Enfermer l'Éventrée dans le même coffre qui avait accueilli la noirceur d'un des sorciers les plus célèbres de Grande-Bretagne ne fut pas sans conséquences, en particulier sur Elizabeth. Les quelques fois où j'eus l'occasion de la croiser après la soirée durant laquelle nous avions pratiqué le rituel du sang, elle avait toujours dans sa poche un mouchoir taché de rouge, qu'elle plaquait à intervalles réguliers contre son nez pour l'empêcher de saigner, le visage crispé par la douleur. Ne m'étant jamais intéressée à ce genre de magie, je ne savais pas trop d'où venaient ces effets secondaires, mais je ne pus m'empêcher de la prendre en pitié et de saluer le sacrifice qu'elle avait fait pour nous.

Libérée d'un immense poids maintenant que le fantôme était hors d'état de nuire – quoique toujours craintive quand je m'approchais trop du lac et qu'un coup de vent faisait s'agiter la surface –, me concentrer sur mes BUSES et ma famille qui avait besoin de moi fut bien plus facile. Je passai les différents examens sans trop d'encombre, le sérieux dont je faisais preuve depuis la mort de ma mère y étant pour beaucoup, puis le moment du départ arriva.
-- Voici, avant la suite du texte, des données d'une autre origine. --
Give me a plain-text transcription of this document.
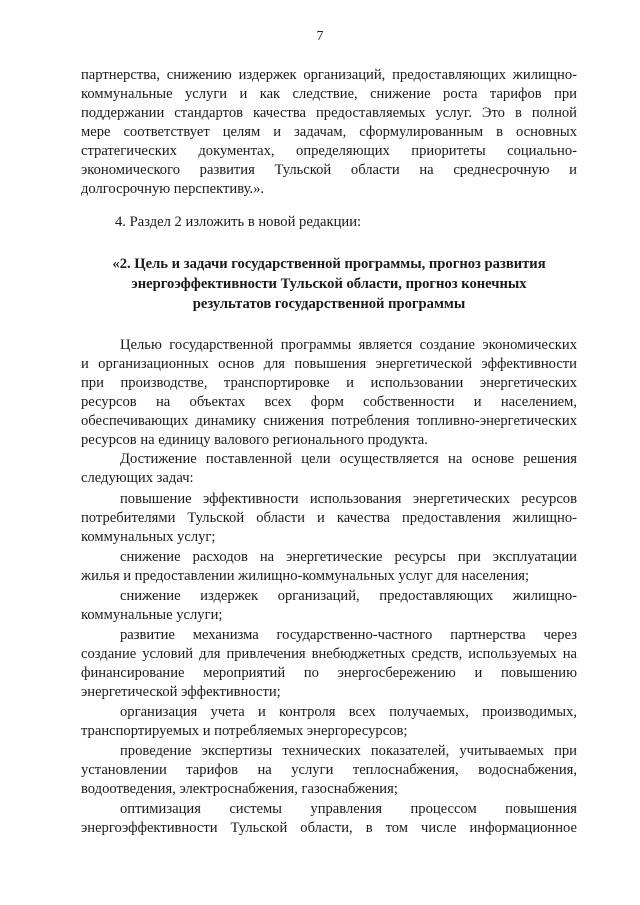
7
партнерства, снижению издержек организаций, предоставляющих жилищно-
коммунальные услуги и как следствие, снижение роста тарифов при
поддержании стандартов качества предоставляемых услуг. Это в полной
мере соответствует целям и задачам, сформулированным в основных
стратегических документах, определяющих приоритеты социально-
экономического развития Тульской области на среднесрочную и
долгосрочную перспективу.».
4. Раздел 2 изложить в новой редакции:
«2. Цель и задачи государственной программы, прогноз развития
энергоэффективности Тульской области, прогноз конечных
результатов государственной программы
Целью государственной программы является создание экономических
и организационных основ для повышения энергетической эффективности
при производстве, транспортировке и использовании энергетических
ресурсов на объектах всех форм собственности и населением,
обеспечивающих динамику снижения потребления топливно-энергетических
ресурсов на единицу валового регионального продукта.
Достижение поставленной цели осуществляется на основе решения
следующих задач:
повышение эффективности использования энергетических ресурсов
потребителями Тульской области и качества предоставления жилищно-
коммунальных услуг;
снижение расходов на энергетические ресурсы при эксплуатации
жилья и предоставлении жилищно-коммунальных услуг для населения;
снижение издержек организаций, предоставляющих жилищно-
коммунальные услуги;
развитие механизма государственно-частного партнерства через
создание условий для привлечения внебюджетных средств, используемых на
финансирование мероприятий по энергосбережению и повышению
энергетической эффективности;
организация учета и контроля всех получаемых, производимых,
транспортируемых и потребляемых энергоресурсов;
проведение экспертизы технических показателей, учитываемых при
установлении тарифов на услуги теплоснабжения, водоснабжения,
водоотведения, электроснабжения, газоснабжения;
оптимизация системы управления процессом повышения
энергоэффективности Тульской области, в том числе информационное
Cette année-là, il eut un goût bien plus amer que les années précédentes. D'une part parce que je savais ce qui m'attendait à la maison et d'autre part parce que, alors que leur dernière farce illuminait le ciel nocturne de couleurs bienvenues en cet avènement de la guerre, je pris conscience que, la prochaine fois que j'emprunterais le Poudlard Express, les Maraudeurs ne seraient plus avec moi. Lily et Alice non plus. De même que Joyce.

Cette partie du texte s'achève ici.